Excerpts from KGI Research report
Analyst: Joel Ng
|Significantly undervalued amid the ongoing bulk shipping upcycle
• Strength to strength. UAG reported FY2021 net profit of US$18mn, the highest since its IPO. This was on the back of a decade-high charter rates for bulk carriers.
As a result of the stellar results and stronger balance sheet, the group is proposing a final dividend of S$0.03 and a S$0.02 special dividend, bringing the total year-end dividend to S$0.05 (Ex-div 19 May 2022).
• Maintain Outperform while raising our TP to S$1.66. Despite the 100% rally of its shares over the past year, UAG’s valuations remain attractive amid the stronger-than-expected bulk carrier upcycle.
Our TP implies a very conservative 0.67x FY2022F P/B, which is more than 30% discount to int’l peers who are trading >1.0x P/B.
FY2022 review. UAG reported a FY2021 net profit of US$18.0mn, a significant turnaround from the US$7.5mn loss in FY2020, and the highest profit since its IPO in 2007.
The stellar performance was on the back of FY2021 total revenue surging 51% YoY to US$69.4mn, driven by higher charter income and the sale of properties under development.
Net gearing improved to 0.63x as at end Dec-2021 from 0.95x as at end Dec-2020. NAV increased to US$1.69 as at end Dec2021, or equivalent to S$2.25 based on 1.33 USD/SGD.
The group will be rewarding shareholders with a total dividend of 5.0 sing cents (comprising 3.0 final and 2.0 special) for 2H2021, which in addition to the 2.0 sing cents interim dividend, marks the highest dividend in 10 years.

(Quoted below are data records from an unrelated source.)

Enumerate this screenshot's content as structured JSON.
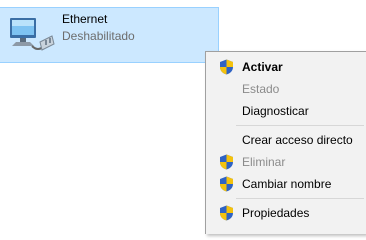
{
  "network_item": {
    "name": "Ethernet",
    "status": "Deshabilitado",
    "icon": "network-adapter-icon"
  },
  "context_menu": {
    "items": [
      {
        "label": "Activar",
        "icon": "uac-shield-icon",
        "bold": true,
        "enabled": true
      },
      {
        "label": "Estado",
        "icon": null,
        "bold": false,
        "enabled": false
      },
      {
        "label": "Diagnosticar",
        "icon": null,
        "bold": false,
        "enabled": true
      },
      {
        "label": "Crear acceso directo",
        "icon": null,
        "bold": false,
        "enabled": true
      },
      {
        "label": "Eliminar",
        "icon": "uac-shield-icon",
        "bold": false,
        "enabled": false
      },
      {
        "label": "Cambiar nombre",
        "icon": "uac-shield-icon",
        "bold": false,
        "enabled": true
      },
      {
        "label": "Propiedades",
        "icon": "uac-shield-icon",
        "bold": false,
        "enabled": true
      }
    ]
  },
  "colors": {
    "selection_bg": "#cce8ff",
    "menu_bg": "#f2f2f2",
    "disabled_text": "#8b8b8b"
  }
}
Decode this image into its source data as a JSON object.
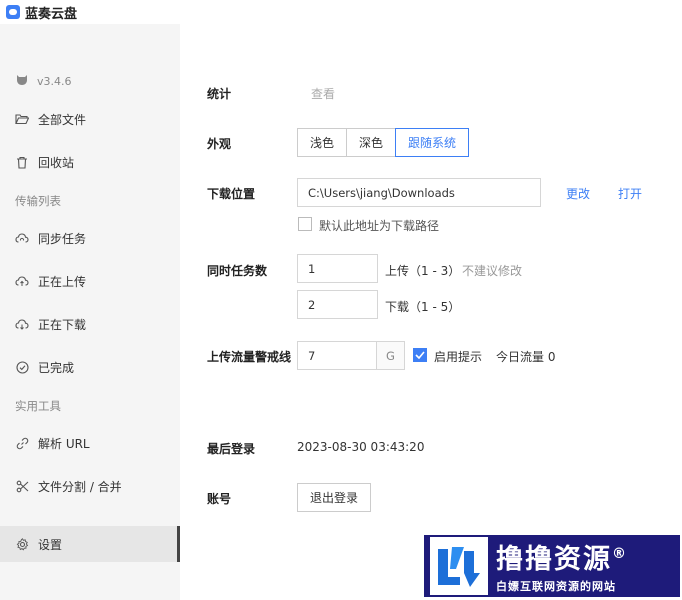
{
  "app": {
    "title": "蓝奏云盘"
  },
  "sidebar": {
    "version": "v3.4.6",
    "groups": {
      "transfer": "传输列表",
      "tools": "实用工具"
    },
    "items": [
      {
        "label": "全部文件",
        "icon": "folder-open-icon"
      },
      {
        "label": "回收站",
        "icon": "trash-icon"
      },
      {
        "label": "同步任务",
        "icon": "cloud-sync-icon"
      },
      {
        "label": "正在上传",
        "icon": "cloud-upload-icon"
      },
      {
        "label": "正在下载",
        "icon": "cloud-download-icon"
      },
      {
        "label": "已完成",
        "icon": "check-circle-icon"
      },
      {
        "label": "解析 URL",
        "icon": "link-icon"
      },
      {
        "label": "文件分割 / 合并",
        "icon": "scissors-icon"
      },
      {
        "label": "设置",
        "icon": "gear-icon"
      }
    ]
  },
  "settings": {
    "stats": {
      "label": "统计",
      "action": "查看"
    },
    "appearance": {
      "label": "外观",
      "options": [
        "浅色",
        "深色",
        "跟随系统"
      ],
      "selected": "跟随系统"
    },
    "download": {
      "label": "下载位置",
      "path": "C:\\Users\\jiang\\Downloads",
      "change": "更改",
      "open": "打开",
      "default_checkbox": "默认此地址为下载路径"
    },
    "tasks": {
      "label": "同时任务数",
      "upload_value": "1",
      "upload_text": "上传（1 - 3）",
      "upload_hint": "不建议修改",
      "download_value": "2",
      "download_text": "下载（1 - 5）"
    },
    "traffic": {
      "label": "上传流量警戒线",
      "value": "7",
      "unit": "G",
      "enable_label": "启用提示",
      "today": "今日流量 0"
    },
    "last_login": {
      "label": "最后登录",
      "value": "2023-08-30 03:43:20"
    },
    "account": {
      "label": "账号",
      "logout": "退出登录"
    }
  },
  "watermark": {
    "title": "撸撸资源",
    "mark": "®",
    "subtitle": "白嫖互联网资源的网站"
  }
}
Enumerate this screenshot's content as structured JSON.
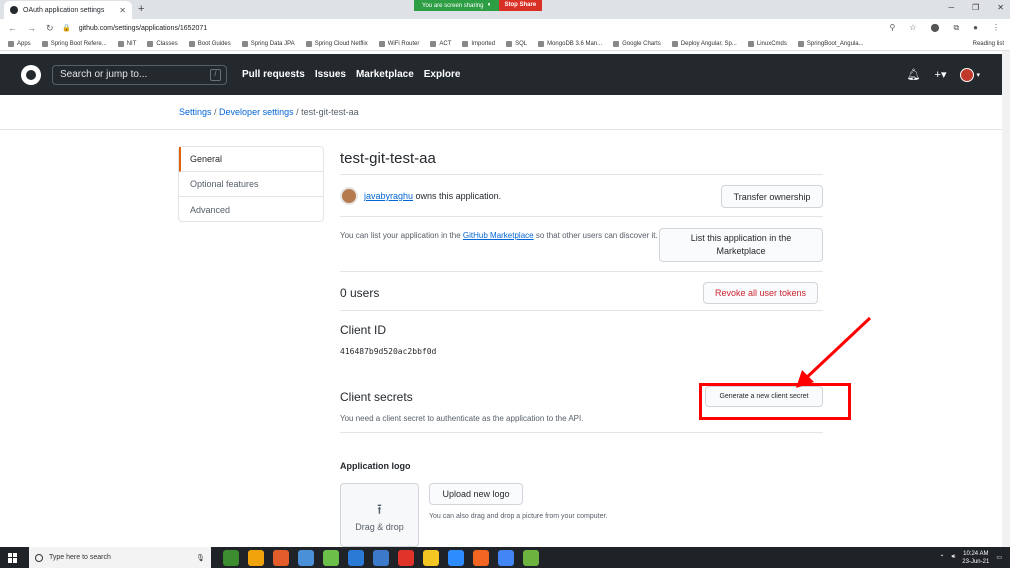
{
  "browser": {
    "tab_title": "OAuth application settings",
    "url": "github.com/settings/applications/1652071",
    "share_text": "You are screen sharing",
    "stop_share_label": "Stop Share",
    "bookmarks": [
      "Apps",
      "Spring Boot Refere...",
      "NIT",
      "Classes",
      "Boot Guides",
      "Spring Data JPA",
      "Spring Cloud Netflix",
      "WiFi Router",
      "ACT",
      "Imported",
      "SQL",
      "MongoDB 3.6 Man...",
      "Google Charts",
      "Deploy Angular, Sp...",
      "LinuxCmds",
      "SpringBoot_Angula..."
    ],
    "reading_list": "Reading list"
  },
  "github_header": {
    "search_placeholder": "Search or jump to...",
    "search_shortcut": "/",
    "nav": [
      "Pull requests",
      "Issues",
      "Marketplace",
      "Explore"
    ],
    "plus_label": "+▾"
  },
  "breadcrumb": {
    "settings": "Settings",
    "sep": " / ",
    "developer": "Developer settings",
    "current": "test-git-test-aa"
  },
  "sidebar": {
    "items": [
      "General",
      "Optional features",
      "Advanced"
    ]
  },
  "app": {
    "title": "test-git-test-aa",
    "owner_name": "javabyraghu",
    "owner_suffix": " owns this application.",
    "transfer_button": "Transfer ownership",
    "marketplace_text_1": "You can list your application in the ",
    "marketplace_link": "GitHub Marketplace",
    "marketplace_text_2": " so that other users can discover it.",
    "list_button": "List this application in the Marketplace",
    "users_heading": "0 users",
    "revoke_button": "Revoke all user tokens",
    "client_id_heading": "Client ID",
    "client_id_value": "416487b9d520ac2bbf0d",
    "client_secrets_heading": "Client secrets",
    "client_secrets_text": "You need a client secret to authenticate as the application to the API.",
    "generate_button": "Generate a new client secret",
    "logo_heading": "Application logo",
    "drag_drop": "Drag & drop",
    "upload_button": "Upload new logo",
    "upload_hint": "You can also drag and drop a picture from your computer."
  },
  "taskbar": {
    "search_placeholder": "Type here to search",
    "time": "10:24 AM",
    "date": "23-Jun-21",
    "app_colors": [
      "#3c8d2f",
      "#f0a30a",
      "#e25d2a",
      "#4a90d9",
      "#6cc04a",
      "#2b7bd6",
      "#3c7ac9",
      "#e0342b",
      "#f3c623",
      "#2d8cff",
      "#f26522",
      "#4285f4",
      "#6db33f"
    ]
  },
  "colors": {
    "github_header": "#24292e",
    "link": "#0366d6",
    "danger": "#cb2431",
    "annotation": "#ff0000"
  }
}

Smaller vessels are still in hot demand. The Baltic Handysize Index (BHI) dropped by 50% from October 2021 to January 2022 but rebounded by more than 40% since the start of February 2022.
Even then, BHI at where it stands now is still at levels that are more than double the average rates seen over the past 10 years as demand for smaller vessels have continued to find support amid an already stretched global supply chain.
Eight of UAG’s wholly-owned dry bulks will renew in 2022, and another two in 1Q2023 (Figure 4).
Unlike previous rounds of bull markets in the handysize dry bulk shipping market, this upcycle seems more robust given the better dynamics in the market.
HK and Japan business update. In our last report dated 22 Nov 2021, we had expected UAG’s five HK commercial properties to begin contributing from 2H2022 onwards.
However, this will likely be delayed to 2023 given the current situation in HK. Meanwhile, UAG’s property assets under management (AUM) rose to JPY32.7bn as at end-4Q2021, up from JPY30.4bn as at end-2020.
UAG will continue to increase property assets under management in Japan to increase the asset management fee derived from this segment.
|Valuation & Action: We maintain our OUTPERFORM rating while raising our TP to S$1.66 (prev. S$1.56), based on SOTP valuations.
The favourable supply-demand dynamics for handysize dry bulk carriers should benefit the group over our forecast period. We maintain our multiple-based valuation for the shipping business at 0.8x FY2022F P/B and 0.6x FY2021F P/B for the Japan & HK property business.
Risks: A supply-demand imbalance in the dry bulk shipping sector that leads to a drop in charter rates will have the largest short-term impact on UAG’s earnings.